Data generation and collection has become ingrained in businesses, organisations, and individuals around the world. The vast data sets being recorded and analysed on a regular basis have led to the term ‘big data’ becoming ubiquitous in recent years. But the repositories of this data aren't always structured and coherent. In fact, the amount of unknown and unused data being collected has led to the coining of a new term – ‘dark data’.
Image : shutterstock
Data is being generated at unprecedented rates today, with each new technological advancement spurring it on even further. Internet of Things, machine learning, and the digitisation of health care will soon be generating millions of gigabytes per second. Self-driving cars, too, are soon expected to enter this realm with the generation of 350 MB of data per second by 2020, according to an IMB study. But all this will come to nought if we don't change how we store, curate, structure, and analyse data. The same study stated that 80 percent of all data collected today is ‘dark’, that is, it's inactive and incoherent. An IDC study predicts that the digital universe will expand to 44 zettabytes (or 44 trillion gigabytes) by 2020, and this poses a few critical problems.
The biggest challenge is posed by the large volume of unstructured data — text, video, images, and audio that won’t fit into the columns and rows in a relational database. Obtained in the form of MS Office documents, instant messages, emails, social media posts, et al, this ‘dark data’ is not only difficult to analyse, but causes storage problems as well.
There are currently several options for storing big data, from hybrid clouds and flash storage to Intelligent Software Designed Storage (I-SDS) and cold storage archiving. And while the storage itself is relatively cheap, the costs associated with the maintenance and energy consumption of large data centres can be astronomical. Security is another concern associated with bid data — whether it's stored on the cloud or on local infrastructure. With data being collected from multiple sources and distributed computing being commonplace in data analysis, there are multiple avenues open for data breaches. And since it is big data that we're talking about, a breach in security will result in the compromise of a large amount of information.

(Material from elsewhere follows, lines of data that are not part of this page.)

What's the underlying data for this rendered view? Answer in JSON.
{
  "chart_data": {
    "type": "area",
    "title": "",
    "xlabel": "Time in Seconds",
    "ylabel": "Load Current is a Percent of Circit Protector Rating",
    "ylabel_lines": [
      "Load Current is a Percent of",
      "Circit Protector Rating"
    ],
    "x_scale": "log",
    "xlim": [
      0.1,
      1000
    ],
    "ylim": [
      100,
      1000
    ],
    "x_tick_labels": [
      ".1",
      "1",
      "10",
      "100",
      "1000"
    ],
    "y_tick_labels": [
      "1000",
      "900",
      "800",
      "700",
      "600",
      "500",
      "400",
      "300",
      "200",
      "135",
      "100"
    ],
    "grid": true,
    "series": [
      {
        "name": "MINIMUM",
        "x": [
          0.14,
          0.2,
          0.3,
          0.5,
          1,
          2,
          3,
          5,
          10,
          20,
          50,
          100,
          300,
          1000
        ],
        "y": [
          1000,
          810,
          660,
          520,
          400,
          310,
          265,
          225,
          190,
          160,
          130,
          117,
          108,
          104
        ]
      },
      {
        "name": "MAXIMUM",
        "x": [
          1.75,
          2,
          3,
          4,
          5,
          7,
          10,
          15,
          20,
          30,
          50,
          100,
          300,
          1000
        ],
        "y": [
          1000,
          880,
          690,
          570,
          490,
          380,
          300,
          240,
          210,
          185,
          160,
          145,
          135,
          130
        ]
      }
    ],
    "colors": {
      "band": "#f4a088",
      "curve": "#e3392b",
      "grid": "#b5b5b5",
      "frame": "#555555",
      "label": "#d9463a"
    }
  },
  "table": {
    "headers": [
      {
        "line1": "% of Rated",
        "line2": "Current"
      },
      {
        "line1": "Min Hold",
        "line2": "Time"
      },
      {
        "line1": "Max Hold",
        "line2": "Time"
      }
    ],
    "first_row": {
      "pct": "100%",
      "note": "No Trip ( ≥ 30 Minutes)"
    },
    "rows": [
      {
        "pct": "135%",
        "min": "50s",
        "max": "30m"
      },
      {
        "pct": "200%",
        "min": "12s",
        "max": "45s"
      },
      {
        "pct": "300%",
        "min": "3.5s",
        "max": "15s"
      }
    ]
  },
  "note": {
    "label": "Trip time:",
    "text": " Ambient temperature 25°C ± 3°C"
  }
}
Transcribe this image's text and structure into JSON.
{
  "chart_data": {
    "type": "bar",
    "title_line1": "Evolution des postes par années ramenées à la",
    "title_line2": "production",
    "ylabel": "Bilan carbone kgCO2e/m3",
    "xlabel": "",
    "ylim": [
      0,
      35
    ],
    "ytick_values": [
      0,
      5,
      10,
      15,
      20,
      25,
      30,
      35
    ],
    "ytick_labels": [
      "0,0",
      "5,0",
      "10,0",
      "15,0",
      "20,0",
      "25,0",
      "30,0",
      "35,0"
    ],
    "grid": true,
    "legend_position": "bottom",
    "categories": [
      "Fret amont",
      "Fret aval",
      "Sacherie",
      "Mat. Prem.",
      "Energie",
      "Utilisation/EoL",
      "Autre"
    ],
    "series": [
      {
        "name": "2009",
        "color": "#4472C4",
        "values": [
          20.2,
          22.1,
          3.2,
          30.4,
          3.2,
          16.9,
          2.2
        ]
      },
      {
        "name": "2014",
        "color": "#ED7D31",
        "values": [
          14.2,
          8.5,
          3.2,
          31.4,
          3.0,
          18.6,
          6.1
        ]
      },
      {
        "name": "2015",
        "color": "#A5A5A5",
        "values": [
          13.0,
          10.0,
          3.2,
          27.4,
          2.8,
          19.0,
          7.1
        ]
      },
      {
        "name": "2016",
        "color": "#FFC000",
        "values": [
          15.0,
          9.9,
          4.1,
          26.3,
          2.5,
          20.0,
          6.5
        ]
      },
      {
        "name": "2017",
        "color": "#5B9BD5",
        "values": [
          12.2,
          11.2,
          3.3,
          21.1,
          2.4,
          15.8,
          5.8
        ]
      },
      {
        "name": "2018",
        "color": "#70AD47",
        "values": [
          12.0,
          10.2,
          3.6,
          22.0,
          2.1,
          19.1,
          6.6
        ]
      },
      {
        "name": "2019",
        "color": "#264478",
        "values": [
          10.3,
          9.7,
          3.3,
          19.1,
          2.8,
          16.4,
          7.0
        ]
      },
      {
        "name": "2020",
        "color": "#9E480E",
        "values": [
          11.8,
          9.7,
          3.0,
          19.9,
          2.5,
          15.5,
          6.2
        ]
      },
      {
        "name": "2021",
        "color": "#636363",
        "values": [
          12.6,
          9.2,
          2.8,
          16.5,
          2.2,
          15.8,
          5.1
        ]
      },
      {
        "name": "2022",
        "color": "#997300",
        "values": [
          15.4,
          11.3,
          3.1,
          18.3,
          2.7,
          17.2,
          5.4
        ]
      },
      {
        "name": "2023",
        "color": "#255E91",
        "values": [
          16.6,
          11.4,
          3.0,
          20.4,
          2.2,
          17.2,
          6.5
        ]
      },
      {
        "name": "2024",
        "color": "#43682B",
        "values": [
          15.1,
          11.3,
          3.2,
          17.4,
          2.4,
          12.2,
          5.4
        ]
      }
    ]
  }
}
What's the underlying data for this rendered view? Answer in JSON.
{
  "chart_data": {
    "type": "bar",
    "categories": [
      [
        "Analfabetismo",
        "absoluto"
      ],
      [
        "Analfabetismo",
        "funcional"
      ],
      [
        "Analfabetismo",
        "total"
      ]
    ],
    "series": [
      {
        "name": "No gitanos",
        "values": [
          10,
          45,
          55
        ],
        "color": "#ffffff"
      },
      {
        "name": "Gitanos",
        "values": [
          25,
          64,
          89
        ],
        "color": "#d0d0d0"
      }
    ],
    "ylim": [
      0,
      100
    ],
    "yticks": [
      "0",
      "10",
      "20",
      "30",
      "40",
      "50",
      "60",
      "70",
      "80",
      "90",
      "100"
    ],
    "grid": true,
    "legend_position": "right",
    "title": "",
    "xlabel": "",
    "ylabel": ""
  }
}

There is a dire need for organisations to focus on quality over quantity when it comes to big data. Generally speaking, the larger a data set is, the lower its quality will be. Cleaning up data, then, will involve more work than its analysis. This effort can be reduced by collecting only meaningful data. Organisations should strive to collect only that high-quality data, from both internal and external sources, which serves a purpose. But this attempt to reduce the collection of ‘dark data’ isn't always possible, in which case data exploration becomes an important preceding step.
Data exploration is the process of determining the quality of a data set and ‘efficiently extracting knowledge from data even if we do not know exactly what we are looking for’. In big data analysis, the smallest of errors can spark of subsequent miscalculations that render the entire analysis useless. Using data exploration, analysts can identify any errors that may exist before the expensive and time-consuming steps of cleaning and curating are carried out.
Big data analysis will surely undergo several changes in the coming years, if not months. Cognitive computing is already poised to leverage artificial intelligence to mine immense data sets in short spans with almost zero errors. Despite that, however, the need to reduce and streamline the big data being collected remains more important than ever.